Merle-Marie Johannsen
M.Sc. Environmental Planning (TU Berlin)
PhD candidate
+49 (0)30 1208 434 90 Merle-Marie.Johannsen@rl-institut.de
Activities
- Research on societal acceptance of renewable energy technologies and associated infrastructure
- Quantitative analysis of regional acceptance differences in Germany
- Qualitative analyses using focus groups, semi-structured interviews, document analysis, and discourse analysis
- Development of a context-sensitive governance tool for early citizen participation
- Derivation of acceptance-oriented policy recommendations for the energy transition
- Focus on socially just and conflict-preventive design of infrastructure projects
Personal Information
Merle has been a member Graduate School of the Reiner Lemoine Foundation since January 2026. In her doctoral research, she examines questions of societal acceptance of renewable energy technologies and their associated infrastructures. The project aims to quantitatively assess and compare regional acceptance differences across Germany. Building on these insights, she is developing a context-sensitive governance instrument that enables the early and needs-oriented involvement of citizens in energy-transition infrastructure planning. Through this work, she seeks to contribute to a more socially just, contextually grounded, and durable design of transformational processes.

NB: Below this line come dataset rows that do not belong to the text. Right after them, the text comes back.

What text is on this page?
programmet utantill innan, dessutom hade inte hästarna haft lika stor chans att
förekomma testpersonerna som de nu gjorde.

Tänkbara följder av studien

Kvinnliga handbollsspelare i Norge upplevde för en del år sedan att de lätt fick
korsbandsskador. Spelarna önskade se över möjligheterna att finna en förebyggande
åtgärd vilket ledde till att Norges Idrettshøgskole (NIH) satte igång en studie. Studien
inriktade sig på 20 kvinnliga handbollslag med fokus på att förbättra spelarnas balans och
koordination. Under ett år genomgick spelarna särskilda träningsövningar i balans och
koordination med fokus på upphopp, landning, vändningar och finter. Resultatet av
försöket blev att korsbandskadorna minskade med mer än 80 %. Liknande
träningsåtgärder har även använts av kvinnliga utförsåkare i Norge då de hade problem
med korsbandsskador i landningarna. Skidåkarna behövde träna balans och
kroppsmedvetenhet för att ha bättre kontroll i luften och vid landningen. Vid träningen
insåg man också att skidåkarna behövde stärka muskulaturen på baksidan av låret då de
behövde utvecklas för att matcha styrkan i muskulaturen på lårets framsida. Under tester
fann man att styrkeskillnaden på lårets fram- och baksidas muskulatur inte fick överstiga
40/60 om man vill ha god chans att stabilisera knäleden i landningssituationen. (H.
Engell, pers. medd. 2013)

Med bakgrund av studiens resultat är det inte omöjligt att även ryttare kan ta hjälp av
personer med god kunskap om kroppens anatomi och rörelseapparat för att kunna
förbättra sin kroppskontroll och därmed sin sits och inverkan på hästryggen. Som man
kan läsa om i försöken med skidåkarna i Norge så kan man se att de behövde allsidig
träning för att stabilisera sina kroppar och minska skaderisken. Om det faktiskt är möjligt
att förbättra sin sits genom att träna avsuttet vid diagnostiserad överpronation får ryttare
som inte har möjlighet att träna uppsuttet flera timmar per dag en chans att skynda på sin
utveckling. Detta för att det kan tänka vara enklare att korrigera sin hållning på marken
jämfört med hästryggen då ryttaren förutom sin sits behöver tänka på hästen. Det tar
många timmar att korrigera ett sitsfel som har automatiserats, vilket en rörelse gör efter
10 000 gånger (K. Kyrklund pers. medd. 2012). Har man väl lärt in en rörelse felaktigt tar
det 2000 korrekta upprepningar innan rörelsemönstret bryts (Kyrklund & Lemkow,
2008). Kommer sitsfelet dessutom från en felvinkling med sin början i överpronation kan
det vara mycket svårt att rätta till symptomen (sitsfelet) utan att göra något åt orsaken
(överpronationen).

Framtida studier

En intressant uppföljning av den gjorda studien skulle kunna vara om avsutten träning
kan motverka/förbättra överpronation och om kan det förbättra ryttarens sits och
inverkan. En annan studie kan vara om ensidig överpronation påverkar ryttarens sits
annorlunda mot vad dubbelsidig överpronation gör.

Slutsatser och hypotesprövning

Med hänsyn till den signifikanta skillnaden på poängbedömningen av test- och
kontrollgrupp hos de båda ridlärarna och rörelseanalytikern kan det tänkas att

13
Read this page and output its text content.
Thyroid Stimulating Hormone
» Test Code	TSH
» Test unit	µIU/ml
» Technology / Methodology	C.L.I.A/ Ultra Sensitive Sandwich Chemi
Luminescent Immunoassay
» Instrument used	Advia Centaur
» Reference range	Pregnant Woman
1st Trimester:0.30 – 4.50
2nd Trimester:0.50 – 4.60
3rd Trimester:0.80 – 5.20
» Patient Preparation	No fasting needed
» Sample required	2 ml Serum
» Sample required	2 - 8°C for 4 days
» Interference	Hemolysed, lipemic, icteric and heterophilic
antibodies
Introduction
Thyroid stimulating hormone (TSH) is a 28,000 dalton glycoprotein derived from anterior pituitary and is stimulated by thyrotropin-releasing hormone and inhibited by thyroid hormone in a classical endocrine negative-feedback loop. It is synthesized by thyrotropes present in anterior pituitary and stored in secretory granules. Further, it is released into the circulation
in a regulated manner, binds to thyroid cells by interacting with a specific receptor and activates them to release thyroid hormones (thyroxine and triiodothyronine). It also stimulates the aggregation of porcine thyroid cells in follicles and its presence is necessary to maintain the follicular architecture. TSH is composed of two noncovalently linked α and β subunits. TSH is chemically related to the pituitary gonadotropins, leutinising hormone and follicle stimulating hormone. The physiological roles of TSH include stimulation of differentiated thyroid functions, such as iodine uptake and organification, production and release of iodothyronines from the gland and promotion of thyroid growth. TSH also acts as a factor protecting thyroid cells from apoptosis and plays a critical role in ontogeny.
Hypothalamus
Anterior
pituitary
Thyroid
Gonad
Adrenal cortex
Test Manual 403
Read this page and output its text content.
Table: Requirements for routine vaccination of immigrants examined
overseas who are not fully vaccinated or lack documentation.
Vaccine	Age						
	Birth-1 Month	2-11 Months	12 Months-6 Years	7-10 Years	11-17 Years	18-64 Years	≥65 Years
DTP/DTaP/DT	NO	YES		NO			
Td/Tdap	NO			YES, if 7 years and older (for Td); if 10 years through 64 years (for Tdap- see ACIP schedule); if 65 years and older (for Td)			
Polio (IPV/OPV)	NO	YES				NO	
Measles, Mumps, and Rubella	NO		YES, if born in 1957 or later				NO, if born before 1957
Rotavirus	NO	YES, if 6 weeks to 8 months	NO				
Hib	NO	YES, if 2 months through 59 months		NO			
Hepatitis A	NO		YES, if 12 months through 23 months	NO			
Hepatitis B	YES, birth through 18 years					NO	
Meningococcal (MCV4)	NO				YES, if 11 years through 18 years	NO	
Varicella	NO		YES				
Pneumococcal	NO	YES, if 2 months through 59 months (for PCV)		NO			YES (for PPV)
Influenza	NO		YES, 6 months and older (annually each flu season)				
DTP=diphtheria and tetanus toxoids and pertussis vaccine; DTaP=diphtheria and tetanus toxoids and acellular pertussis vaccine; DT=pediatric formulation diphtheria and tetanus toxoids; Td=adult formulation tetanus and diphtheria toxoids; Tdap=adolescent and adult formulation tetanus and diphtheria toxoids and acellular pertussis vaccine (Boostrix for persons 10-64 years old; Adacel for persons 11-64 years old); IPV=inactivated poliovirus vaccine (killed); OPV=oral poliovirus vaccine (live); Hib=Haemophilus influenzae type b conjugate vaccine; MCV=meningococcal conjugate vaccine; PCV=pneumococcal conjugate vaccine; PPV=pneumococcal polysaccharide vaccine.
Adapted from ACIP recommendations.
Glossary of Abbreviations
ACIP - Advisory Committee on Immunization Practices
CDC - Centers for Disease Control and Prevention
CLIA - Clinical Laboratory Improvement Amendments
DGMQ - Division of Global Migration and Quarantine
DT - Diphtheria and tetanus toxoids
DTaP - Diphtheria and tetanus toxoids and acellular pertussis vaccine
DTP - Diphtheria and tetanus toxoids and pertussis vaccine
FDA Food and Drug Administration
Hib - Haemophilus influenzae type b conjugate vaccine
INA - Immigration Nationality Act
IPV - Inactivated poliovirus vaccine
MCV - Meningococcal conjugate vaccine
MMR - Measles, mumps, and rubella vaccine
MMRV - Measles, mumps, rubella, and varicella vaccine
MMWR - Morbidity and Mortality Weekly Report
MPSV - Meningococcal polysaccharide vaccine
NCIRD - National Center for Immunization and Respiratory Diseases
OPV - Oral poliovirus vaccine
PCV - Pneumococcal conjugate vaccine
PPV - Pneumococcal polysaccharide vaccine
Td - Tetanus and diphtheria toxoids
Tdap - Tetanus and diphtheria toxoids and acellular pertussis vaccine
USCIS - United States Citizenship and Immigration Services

Merle completed her Master’s thesis in the field of social movement research, focusing on citizen initiatives related to renewable energy technologies. In this work, she analysed a case in Brandenburg in which a renewable energy infrastructure project failed due to civil-society protest, examining the discursive, organisational, and political dynamics that led to this outcome.
During her Master’s studies, Merle worked as a teaching and research assistant in the Environmental Governance Unit at Technische Universität Berlin. She also contributed to the project “Democratic Environmental Protection and Counterstrategies Against Right-Wing Extremism,” funded by the Heidehof Foundation, where she researched political influence, democratic environmental communication, and actor constellations within the environmental sector.
Merle is currently a research associate in the Department of Environmental Sciences at FernUniversität in Hagen. There, she examines the sociotechnical imaginaries of industrial carbon management technologies (ICMTs) in the European context. Her research combines actor and discourse analyses to identify both dominant and contested political, economic, societal, and institutional future visions. In addition, the analysis seeks to illuminate the power and participation structures shaping the discourse and to assess how these influence the development, governance, and potential path dependencies of these technologies.